As Sonny and Cher sang, "And the Beat Goes On..."
Labels: GCR, Southern Baptist
Tuesday, June 02, 2009
I Signed It
Maybe it was pressure. Maybe it was resignation. Maybe it was conviction. But I recently signed on to the Great Commission Resurgence document. It is the beginning steps of what could be some good steps in Southern Baptist Life.
If that sounds like less than a ringing endorsement of this document, it is not because I do not appreciate the effort of moving the SBC into a more effective tool of helping people throughout the world so they can hear a clear presentation of the gospel with the purpose of discipling them and establishing churches which will disciple more people.
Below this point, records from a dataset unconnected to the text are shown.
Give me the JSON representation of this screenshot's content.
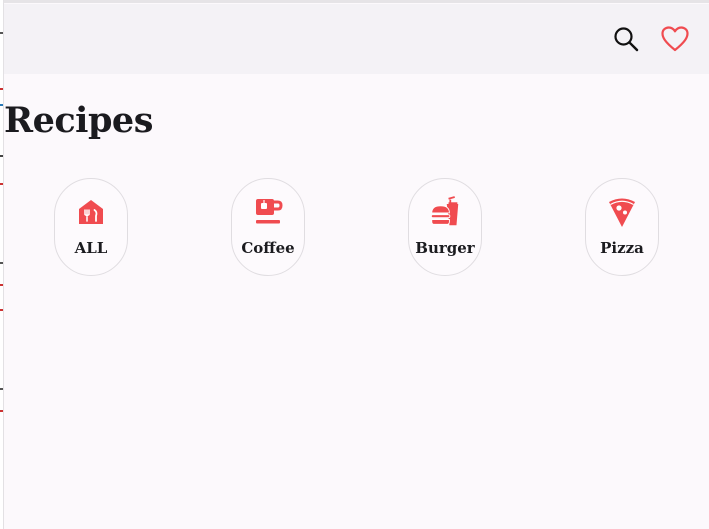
{
  "header": {
    "search_icon": "search-icon",
    "favorites_icon": "heart-outline-icon"
  },
  "page": {
    "title": "Recipes"
  },
  "categories": [
    {
      "label": "ALL",
      "icon": "home-utensils-icon"
    },
    {
      "label": "Coffee",
      "icon": "coffee-cup-icon"
    },
    {
      "label": "Burger",
      "icon": "burger-drink-icon"
    },
    {
      "label": "Pizza",
      "icon": "pizza-slice-icon"
    }
  ],
  "colors": {
    "accent": "#f04b50",
    "header_bg": "#f4f2f6",
    "page_bg": "#fcf9fc",
    "text": "#1b1b1f",
    "chip_border": "#e0dde1"
  }
}
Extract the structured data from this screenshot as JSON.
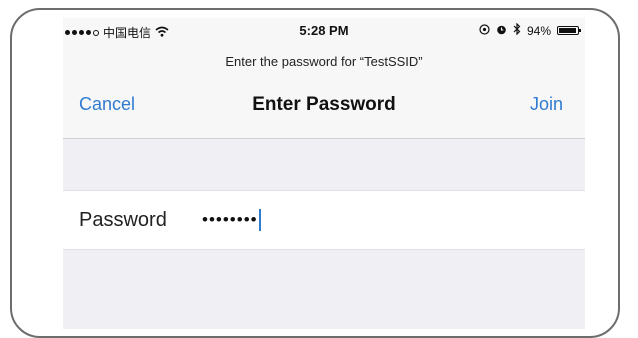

I took a long time to think through this. I have tried to read and speak to people on both sides of signing the document. At first, I had decided not to sign on. My reason was that talk and documents are cheap. In the last half of the 1990's, the SBC passed some resolution which would organize us into an effective tool of evangelism and education. It was so effective that we have forgotten the name.
But I signed it. I signed it because it is a starting point to move the SBC past the squabbling of the last few years and into a real commitment to actually doing the Great Commission locally and globally.
The next step will be taken at the SBC National Convention in Louisville in June. There will probably be a great push for it. A Study Committee will be appointed and approved. The report will come back with some changes and talked about at the 2010 Convention. State conventions will start to put their imprint on it. Bureaucracies will defend their turf...
Oh no, I am almost talking myself into rescinding my signature.